A fronteira entre o respeito e o direito de divergir

“Uma grande tarefa não se realiza com homens pequenos” (John Stuart Mill, filósofo britânico, 1806-1873)

Há um ditado antigo segundo o qual “quem foi rei sempre será majestade”.

Não estou aqui a pretender que a sociedade de hoje, por óbvio incluída a juventude, pense da mesma forma que este humílimo escrevinhador, o que seria despropositado.

Penitencio-me diante de minha insignificância, mas não abdico do dever de cidadão com vistas a contribuir para que o Brasil seja melhor no que concerne à convivência sadia entre todos.

Fui professor e, como tal, ainda carrego resquícios e manias das salas de aula. Ensinavam-se, além das disciplinas, formas de comportamento, de respeito e de convivência em sociedade.

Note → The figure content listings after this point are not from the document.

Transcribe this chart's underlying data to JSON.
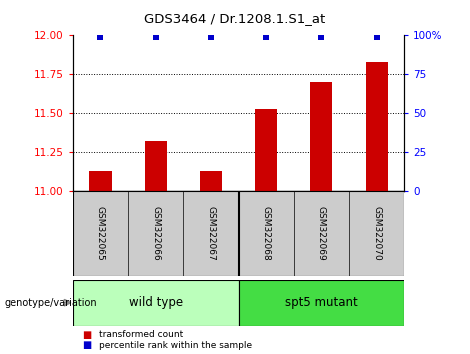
{
  "title": "GDS3464 / Dr.1208.1.S1_at",
  "samples": [
    "GSM322065",
    "GSM322066",
    "GSM322067",
    "GSM322068",
    "GSM322069",
    "GSM322070"
  ],
  "transformed_counts": [
    11.13,
    11.32,
    11.13,
    11.53,
    11.7,
    11.83
  ],
  "percentile_ranks": [
    99,
    99,
    99,
    99,
    99,
    99
  ],
  "ylim_left": [
    11,
    12
  ],
  "ylim_right": [
    0,
    100
  ],
  "yticks_left": [
    11,
    11.25,
    11.5,
    11.75,
    12
  ],
  "yticks_right": [
    0,
    25,
    50,
    75,
    100
  ],
  "ytick_labels_right": [
    "0",
    "25",
    "50",
    "75",
    "100%"
  ],
  "bar_color": "#cc0000",
  "percentile_color": "#0000cc",
  "group1_label": "wild type",
  "group2_label": "spt5 mutant",
  "group1_color": "#bbffbb",
  "group2_color": "#44dd44",
  "legend_bar_label": "transformed count",
  "legend_pct_label": "percentile rank within the sample",
  "genotype_label": "genotype/variation",
  "tick_area_color": "#cccccc",
  "bar_width": 0.4,
  "grid_yticks": [
    11.25,
    11.5,
    11.75
  ]
}
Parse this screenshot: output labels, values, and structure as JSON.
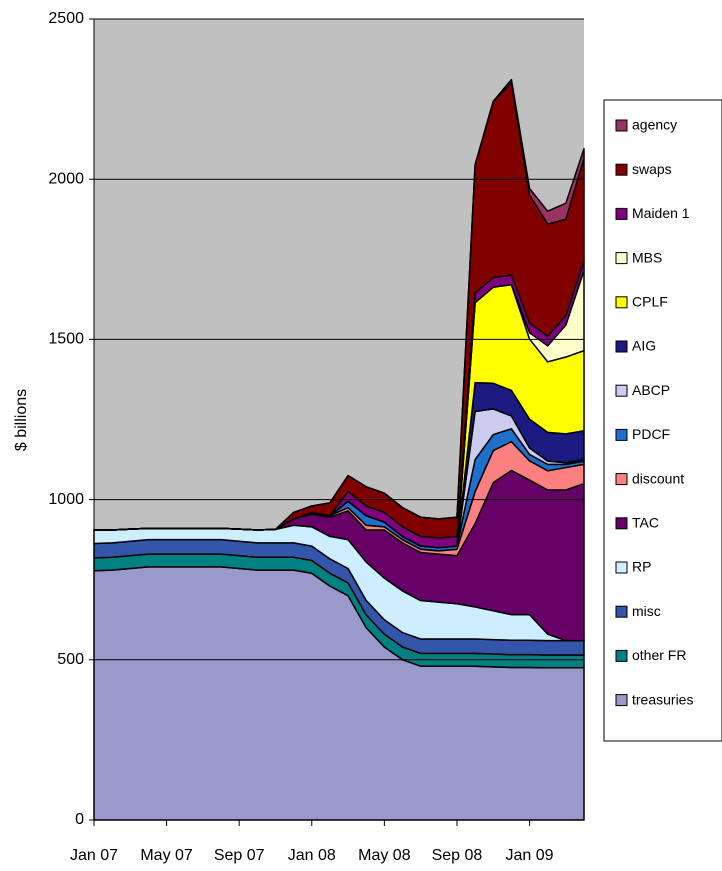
{
  "chart_data": {
    "type": "stacked_area",
    "ylabel": "$ billions",
    "categories": [
      "Jan 07",
      null,
      null,
      null,
      "May 07",
      null,
      null,
      null,
      "Sep 07",
      null,
      null,
      null,
      "Jan 08",
      null,
      null,
      null,
      "May 08",
      null,
      null,
      null,
      "Sep 08",
      null,
      null,
      null,
      "Jan 09",
      null,
      null,
      null
    ],
    "ylim": [
      0,
      2500
    ],
    "yticks": [
      0,
      500,
      1000,
      1500,
      2000,
      2500
    ],
    "grid": true,
    "series": [
      {
        "name": "treasuries",
        "color": "#9999cc",
        "values": [
          778,
          780,
          785,
          790,
          790,
          790,
          790,
          790,
          785,
          780,
          780,
          780,
          770,
          730,
          700,
          600,
          540,
          500,
          480,
          480,
          480,
          480,
          478,
          476,
          476,
          475,
          475,
          475
        ]
      },
      {
        "name": "other FR",
        "color": "#008080",
        "values": [
          40,
          40,
          40,
          40,
          40,
          40,
          40,
          40,
          40,
          40,
          40,
          40,
          40,
          40,
          40,
          40,
          40,
          40,
          40,
          40,
          40,
          40,
          40,
          40,
          40,
          40,
          40,
          40
        ]
      },
      {
        "name": "misc",
        "color": "#3355aa",
        "values": [
          45,
          45,
          45,
          45,
          45,
          45,
          45,
          45,
          45,
          45,
          45,
          45,
          45,
          45,
          45,
          45,
          45,
          45,
          45,
          45,
          45,
          45,
          45,
          45,
          45,
          45,
          45,
          45
        ]
      },
      {
        "name": "RP",
        "color": "#cceeff",
        "values": [
          42,
          40,
          38,
          35,
          35,
          35,
          35,
          35,
          38,
          40,
          42,
          55,
          60,
          70,
          90,
          120,
          130,
          130,
          120,
          115,
          110,
          100,
          90,
          80,
          80,
          20,
          0,
          0
        ]
      },
      {
        "name": "TAC",
        "color": "#660066",
        "values": [
          0,
          0,
          0,
          0,
          0,
          0,
          0,
          0,
          0,
          0,
          0,
          20,
          40,
          60,
          90,
          100,
          150,
          150,
          150,
          150,
          150,
          260,
          400,
          450,
          420,
          450,
          470,
          490
        ]
      },
      {
        "name": "discount",
        "color": "#ff8080",
        "values": [
          0,
          0,
          0,
          0,
          0,
          0,
          0,
          0,
          0,
          0,
          0,
          0,
          5,
          5,
          10,
          15,
          10,
          10,
          10,
          10,
          20,
          100,
          100,
          90,
          60,
          60,
          70,
          60
        ]
      },
      {
        "name": "PDCF",
        "color": "#1f6fcc",
        "values": [
          0,
          0,
          0,
          0,
          0,
          0,
          0,
          0,
          0,
          0,
          0,
          0,
          0,
          0,
          20,
          30,
          15,
          10,
          10,
          10,
          10,
          100,
          50,
          40,
          20,
          20,
          10,
          10
        ]
      },
      {
        "name": "ABCP",
        "color": "#ccccee",
        "values": [
          0,
          0,
          0,
          0,
          0,
          0,
          0,
          0,
          0,
          0,
          0,
          0,
          0,
          0,
          0,
          0,
          0,
          0,
          0,
          0,
          0,
          150,
          80,
          40,
          20,
          10,
          5,
          5
        ]
      },
      {
        "name": "AIG",
        "color": "#1a1a80",
        "values": [
          0,
          0,
          0,
          0,
          0,
          0,
          0,
          0,
          0,
          0,
          0,
          0,
          0,
          0,
          0,
          0,
          0,
          0,
          0,
          0,
          0,
          90,
          80,
          80,
          90,
          90,
          90,
          90
        ]
      },
      {
        "name": "CPLF",
        "color": "#ffff00",
        "values": [
          0,
          0,
          0,
          0,
          0,
          0,
          0,
          0,
          0,
          0,
          0,
          0,
          0,
          0,
          0,
          0,
          0,
          0,
          0,
          0,
          0,
          250,
          300,
          330,
          250,
          220,
          240,
          250
        ]
      },
      {
        "name": "MBS",
        "color": "#ffffcc",
        "values": [
          0,
          0,
          0,
          0,
          0,
          0,
          0,
          0,
          0,
          0,
          0,
          0,
          0,
          0,
          0,
          0,
          0,
          0,
          0,
          0,
          0,
          0,
          0,
          0,
          20,
          50,
          100,
          250
        ]
      },
      {
        "name": "Maiden 1",
        "color": "#800080",
        "values": [
          0,
          0,
          0,
          0,
          0,
          0,
          0,
          0,
          0,
          0,
          0,
          0,
          0,
          0,
          30,
          30,
          30,
          30,
          30,
          30,
          30,
          30,
          30,
          30,
          30,
          30,
          30,
          30
        ]
      },
      {
        "name": "swaps",
        "color": "#800000",
        "values": [
          0,
          0,
          0,
          0,
          0,
          0,
          0,
          0,
          0,
          0,
          0,
          20,
          20,
          40,
          50,
          60,
          60,
          60,
          60,
          60,
          60,
          400,
          550,
          600,
          400,
          350,
          300,
          320
        ]
      },
      {
        "name": "agency",
        "color": "#993366",
        "values": [
          0,
          0,
          0,
          0,
          0,
          0,
          0,
          0,
          0,
          0,
          0,
          0,
          0,
          0,
          0,
          0,
          0,
          0,
          0,
          0,
          0,
          0,
          0,
          10,
          20,
          40,
          50,
          30
        ]
      }
    ]
  }
}
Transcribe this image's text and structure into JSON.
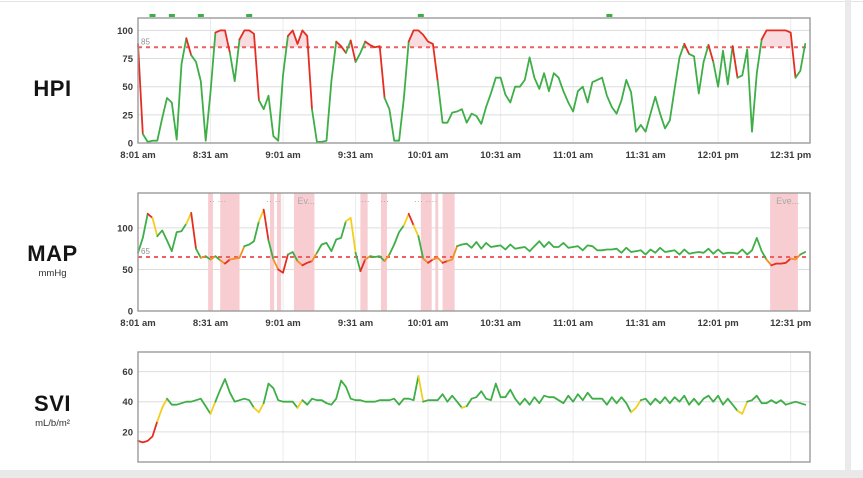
{
  "palette": {
    "green": "#3eae47",
    "yellow": "#f2cf1f",
    "orange": "#f29021",
    "red": "#e52d22",
    "band": "#f7cdd1",
    "fill_above": "#f6c9ce",
    "threshold": "#ee5f5f",
    "grid_v": "#ececec",
    "grid_h": "#dddddd",
    "border": "#9b9b9b",
    "tick_text": "#3a3a3a",
    "event_text": "#a8a8a8",
    "threshold_label": "#8f8f8f"
  },
  "chart_data": {
    "type": "line",
    "x_axis": {
      "t_step": 2,
      "t_max": 278,
      "tick_minutes": [
        0,
        30,
        60,
        90,
        120,
        150,
        180,
        210,
        240,
        270
      ],
      "tick_labels": [
        "8:01 am",
        "8:31 am",
        "9:01 am",
        "9:31 am",
        "10:01 am",
        "10:31 am",
        "11:01 am",
        "11:31 am",
        "12:01 pm",
        "12:31 pm"
      ]
    },
    "charts": [
      {
        "id": "hpi",
        "title": "HPI",
        "unit": "",
        "ylim": [
          0,
          111
        ],
        "yticks": [
          0,
          25,
          50,
          75,
          100
        ],
        "threshold": {
          "value": 85,
          "label": "85"
        },
        "fill_above_threshold": true,
        "default_color": "green",
        "color_rules": [
          {
            "op": "gte",
            "v": 85,
            "c": "red"
          }
        ],
        "top_event_ticks": [
          6,
          14,
          26,
          46,
          117,
          195
        ],
        "values": [
          88,
          8,
          1,
          2,
          2,
          22,
          40,
          36,
          3,
          70,
          93,
          78,
          72,
          55,
          2,
          45,
          98,
          100,
          100,
          80,
          55,
          92,
          100,
          100,
          97,
          38,
          30,
          42,
          6,
          2,
          60,
          95,
          100,
          88,
          100,
          95,
          30,
          1,
          1,
          2,
          55,
          90,
          86,
          80,
          91,
          72,
          80,
          90,
          87,
          85,
          86,
          40,
          30,
          2,
          2,
          40,
          90,
          100,
          100,
          96,
          90,
          88,
          55,
          18,
          18,
          27,
          28,
          30,
          18,
          26,
          24,
          17,
          32,
          44,
          58,
          58,
          43,
          36,
          50,
          50,
          56,
          76,
          58,
          48,
          62,
          46,
          62,
          58,
          46,
          36,
          28,
          46,
          50,
          36,
          54,
          56,
          58,
          42,
          32,
          26,
          38,
          56,
          45,
          10,
          16,
          10,
          26,
          41,
          26,
          13,
          20,
          48,
          76,
          88,
          79,
          77,
          44,
          72,
          87,
          72,
          50,
          82,
          52,
          86,
          58,
          60,
          83,
          10,
          62,
          92,
          100,
          100,
          100,
          100,
          100,
          98,
          58,
          64,
          88
        ]
      },
      {
        "id": "map",
        "title": "MAP",
        "unit": "mmHg",
        "ylim": [
          0,
          142
        ],
        "yticks": [
          0,
          50,
          100
        ],
        "threshold": {
          "value": 65,
          "label": "65"
        },
        "fill_above_threshold": false,
        "default_color": "green",
        "color_rules": [
          {
            "op": "lt",
            "v": 60,
            "c": "red"
          },
          {
            "op": "lt",
            "v": 65,
            "c": "orange"
          },
          {
            "op": "gte",
            "v": 117,
            "c": "red"
          },
          {
            "op": "gte",
            "v": 100,
            "c": "yellow"
          }
        ],
        "bands": [
          [
            29,
            31
          ],
          [
            34,
            42
          ],
          [
            54.6,
            56.3
          ],
          [
            57.5,
            59.2
          ],
          [
            64.5,
            73
          ],
          [
            92,
            95
          ],
          [
            100.5,
            103
          ],
          [
            117,
            121.5
          ],
          [
            123,
            124.2
          ],
          [
            126,
            131
          ],
          [
            261.5,
            273
          ]
        ],
        "events": [
          {
            "t": 33,
            "label": "·· ···"
          },
          {
            "t": 56,
            "label": "·· ··"
          },
          {
            "t": 66,
            "label": "Ev..."
          },
          {
            "t": 94,
            "label": "···"
          },
          {
            "t": 102,
            "label": "···"
          },
          {
            "t": 119,
            "label": "··· ····"
          },
          {
            "t": 264,
            "label": "Eve..."
          }
        ],
        "values": [
          70,
          88,
          117,
          112,
          90,
          97,
          85,
          72,
          95,
          96,
          105,
          118,
          75,
          64,
          66,
          62,
          66,
          61,
          57,
          62,
          63,
          64,
          78,
          80,
          84,
          108,
          122,
          85,
          62,
          50,
          46,
          68,
          71,
          60,
          55,
          58,
          60,
          70,
          80,
          82,
          72,
          86,
          88,
          108,
          112,
          70,
          48,
          62,
          66,
          65,
          66,
          60,
          68,
          80,
          95,
          103,
          117,
          103,
          90,
          63,
          58,
          62,
          64,
          58,
          60,
          62,
          78,
          80,
          81,
          76,
          83,
          75,
          82,
          77,
          78,
          79,
          74,
          80,
          75,
          76,
          77,
          72,
          78,
          84,
          77,
          83,
          77,
          77,
          82,
          76,
          77,
          78,
          73,
          79,
          78,
          73,
          73,
          74,
          74,
          75,
          70,
          76,
          71,
          72,
          73,
          68,
          74,
          70,
          76,
          71,
          72,
          73,
          68,
          74,
          69,
          70,
          71,
          70,
          75,
          69,
          74,
          69,
          70,
          70,
          69,
          74,
          68,
          73,
          88,
          72,
          62,
          55,
          57,
          57,
          58,
          63,
          62,
          68,
          71
        ]
      },
      {
        "id": "svi",
        "title": "SVI",
        "unit": "mL/b/m²",
        "ylim": [
          0,
          73
        ],
        "yticks": [
          20,
          40,
          60
        ],
        "fill_above_threshold": false,
        "default_color": "green",
        "color_rules": [
          {
            "op": "lt",
            "v": 18,
            "c": "red"
          },
          {
            "op": "lt",
            "v": 37,
            "c": "yellow"
          }
        ],
        "color_overrides": {
          "58": "yellow"
        },
        "values": [
          14,
          13,
          14,
          17,
          27,
          36,
          42,
          38,
          38,
          39,
          40,
          40,
          41,
          42,
          37,
          32,
          40,
          48,
          55,
          46,
          40,
          41,
          42,
          41,
          36,
          33,
          39,
          52,
          49,
          41,
          40,
          40,
          40,
          36,
          41,
          38,
          42,
          41,
          41,
          39,
          38,
          42,
          54,
          50,
          42,
          41,
          41,
          40,
          40,
          40,
          41,
          41,
          41,
          42,
          38,
          42,
          42,
          41,
          57,
          40,
          41,
          41,
          41,
          45,
          40,
          44,
          40,
          36,
          37,
          42,
          43,
          47,
          42,
          41,
          52,
          43,
          43,
          48,
          42,
          38,
          42,
          38,
          43,
          39,
          44,
          43,
          43,
          41,
          39,
          44,
          40,
          45,
          41,
          46,
          42,
          42,
          42,
          38,
          43,
          39,
          43,
          39,
          33,
          36,
          41,
          42,
          38,
          42,
          39,
          43,
          39,
          43,
          40,
          44,
          38,
          42,
          38,
          42,
          44,
          40,
          44,
          38,
          42,
          38,
          34,
          32,
          40,
          41,
          44,
          39,
          39,
          41,
          39,
          41,
          38,
          39,
          40,
          39,
          38
        ]
      }
    ]
  }
}
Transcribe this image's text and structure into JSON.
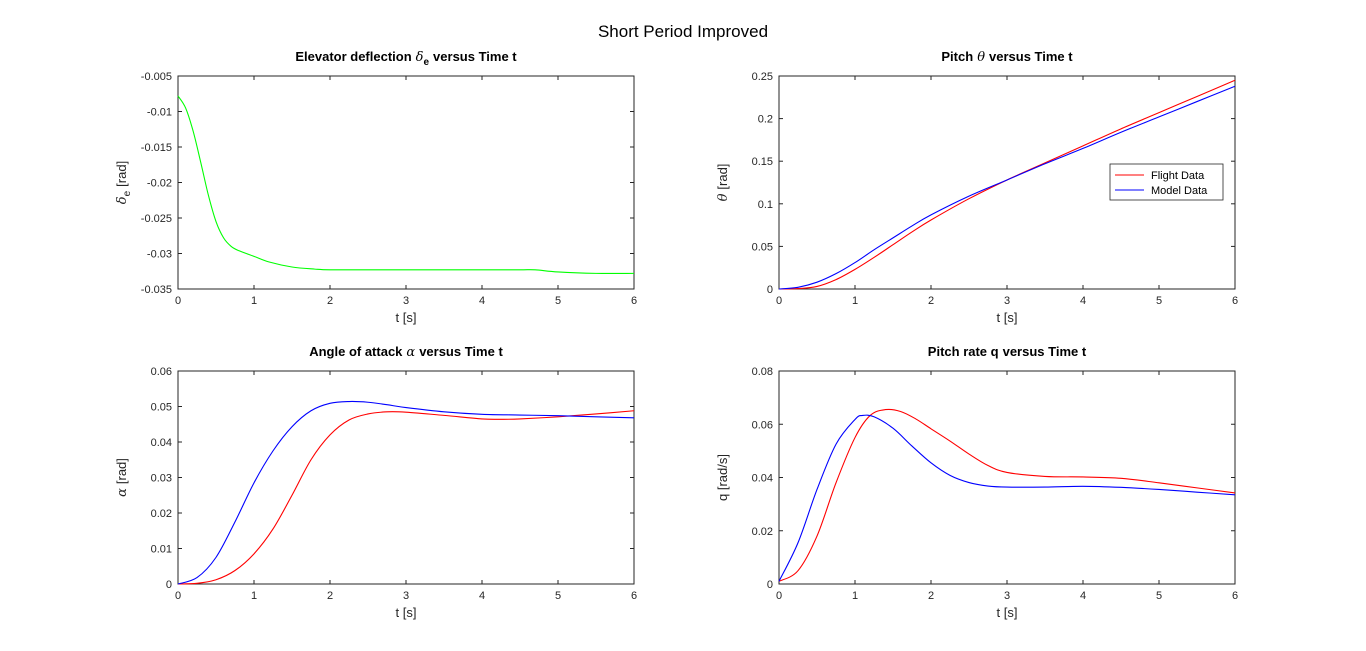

Todavia, estarreço-me ao ver o nível de desrespeito com que pessoas, fanáticos inclusive, tratam o presidente da República e o ex-presidente Lula da Silva.

São apelidos escabrosos, acusações quase sempre vazias e outras disparidades mais, de modo que não há o mínimo de respeito tanto com o ex-presidente Lula da Silva quanto com o presidente Bolsonaro.

O desrespeito parece generalizado. As redes sociais são terrenos férteis para agressões, disseminação de imbecilidades e espancamento às boas regras de civilidade.

Um ex-presidente da República, qualquer que seja ele, independentemente de sua conduta reprovável e eventuais erros que tenha cometido, deve merecer o respeito de todos, em razão de ter exercido a chefia de Estado e de governo, colocado no poder de maneira democrática.

O presidente da República, no exercício de sua função, seja ele de esquerda, de direita ou de qualquer espectro político, é a autoridade superior da República e deve ser tratado com a urbanidade necessária.

Imagino o que nossa sociedade de hoje deixará como legado para seus descendentes, já que, como se vê, certamente não será educação e respeito.

Durante anos convivi em São Paulo com o ex-presidente Jânio Quadros (1917-1992).

Ninguém me contou. Vi a forma respeitosa como todos o tratavam. Quando a ele nos dirigíamos, mesmo informalmente, sempre tínhamos o cuidado de chamá-lo Presidente. É a majestade e liturgia do cargo que exigem a deferência, o respeito, a urbanidade.

Deve haver uma fronteira entre o respeito e o direito de divergir.

Divergir, sim. Faltar com o respeito, nunca.

Nossas palavras também são limitadas por fronteiras que as colocam na adequação certa às elementares formas de educação.

Uma grande tarefa para nossos nobres professores, desde os mais tenros bancos escolares em todos os rincões até as universidades.

Estamos diante de uma sociedade desrespeitosa, alienada nalguns segmentos e totalmente despreparada para conviver com os antagonismos.